Ik had eerder gedacht aan alu buizen of zo .. van truss naar projector (kleintje : 3kg) .. maar hoe zit het dan met de balance van de truss ... zou dat zwaar scherm de truss niet recht houden ?

----------


## Kevin_DM

Takel bij huren. 6 meter overspanning met een eenvoudige scaffbuis krijg je ten eerste niet stabiel, en is daarboven ook totaal onverantwoord (scaffbuis met 6m oversteek krijg je al nooit op een deftige, veilige manier bevestigd, laat staan met extra gewicht van 3 kg. 3 kg lijkt niet veel, maar je creëert zo een behoorlijk grote hefboom).

----------


## olvaar_be

idd ... jammer .. dan zal ik er toch nog 2 moeten bij zoeken

----------


## rinus bakker

per T-truss heb je TENMINSTE twee takels nodig:
en je hebt mazzel met die hijshoogte en die zaalhoogte: boven je scherm doe je een 2-sprong, en als je die 6m-buis met 3kg projector aan het einde (bestaan er zulke lichte?), oppakt op zeg een meter vanaf de projector dan is er voor die buis weinig te vrezen.

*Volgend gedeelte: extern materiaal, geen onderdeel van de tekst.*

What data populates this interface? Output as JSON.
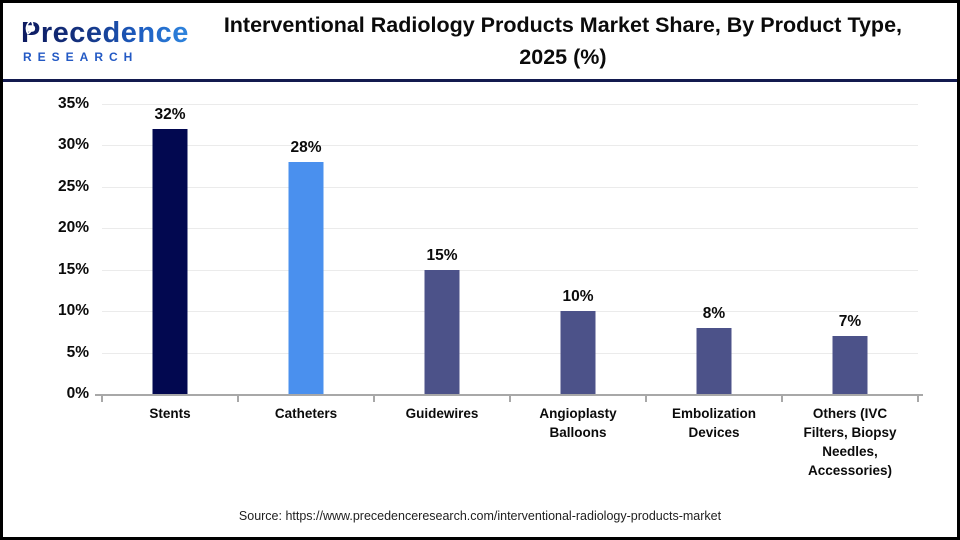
{
  "header": {
    "logo": {
      "name": "Precedence",
      "subtitle": "RESEARCH",
      "subtitle_color": "#2359C4"
    },
    "divider_color": "#131A4F"
  },
  "chart_data": {
    "type": "bar",
    "title": "Interventional Radiology Products Market Share, By Product Type, 2025 (%)",
    "categories": [
      "Stents",
      "Catheters",
      "Guidewires",
      "Angioplasty Balloons",
      "Embolization Devices",
      "Others (IVC Filters, Biopsy Needles, Accessories)"
    ],
    "values": [
      32,
      28,
      15,
      10,
      8,
      7
    ],
    "value_labels": [
      "32%",
      "28%",
      "15%",
      "10%",
      "8%",
      "7%"
    ],
    "bar_colors": [
      "#020850",
      "#4A90EE",
      "#4C5289",
      "#4C5289",
      "#4C5289",
      "#4C5289"
    ],
    "xlabel": "",
    "ylabel": "",
    "ylim": [
      0,
      35
    ],
    "yticks": [
      0,
      5,
      10,
      15,
      20,
      25,
      30,
      35
    ],
    "ytick_labels": [
      "0%",
      "5%",
      "10%",
      "15%",
      "20%",
      "25%",
      "30%",
      "35%"
    ],
    "grid": true,
    "grid_color": "#EBEBEB",
    "axis_color": "#A8A8A8",
    "legend": "none"
  },
  "footer": {
    "source": "Source: https://www.precedenceresearch.com/interventional-radiology-products-market"
  }
}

Iets anders = heb je wel voldoende gedacht aan storend omgevingslicht?

----------


## olvaar_be

Rinus,

Jij zou dan een T maken van 

        Hier takelen
       /
--2m--T--2m--     &lt;= hier het scherm
      !
      !
      6
      m   - hier takelen
      !
      !   &lt;== hier projector

dan in de T takelen .. en +- 1 a 2 m van de projector nog eens ... het scherm hangt naar onder, en houd dus het goedje recht.
Of heb ik het mis ?

Voor storend omgevings licht heb ik ook mijn maatregelen getroffen .. zit 35m langs beide kanten van het podium in de hoeken v/d hal (76m(l) x65m(b) x 19-21m(h)) .. Het is geen fuif, of optreden, maar een wedstrijd met robotautos  :Smile:  en de schermen dienen als score borden. Het linkse scherm is voor de rechtse tibune en het rechtse scherm is voor de linker tribune.. 1 scherm (3000 lumen) als backdrop van het podium. 

Ik moet ze enkel ophangen.. het VGA signaal 50m ver versturen is hun probleem [:P]

Groeten
Peter

----------


## olvaar_be

ai mijn spaties allemaal weg .. zo is het 90 graden gedraaid :

!
2
m
!
X---6m---
!
2
m
!

----------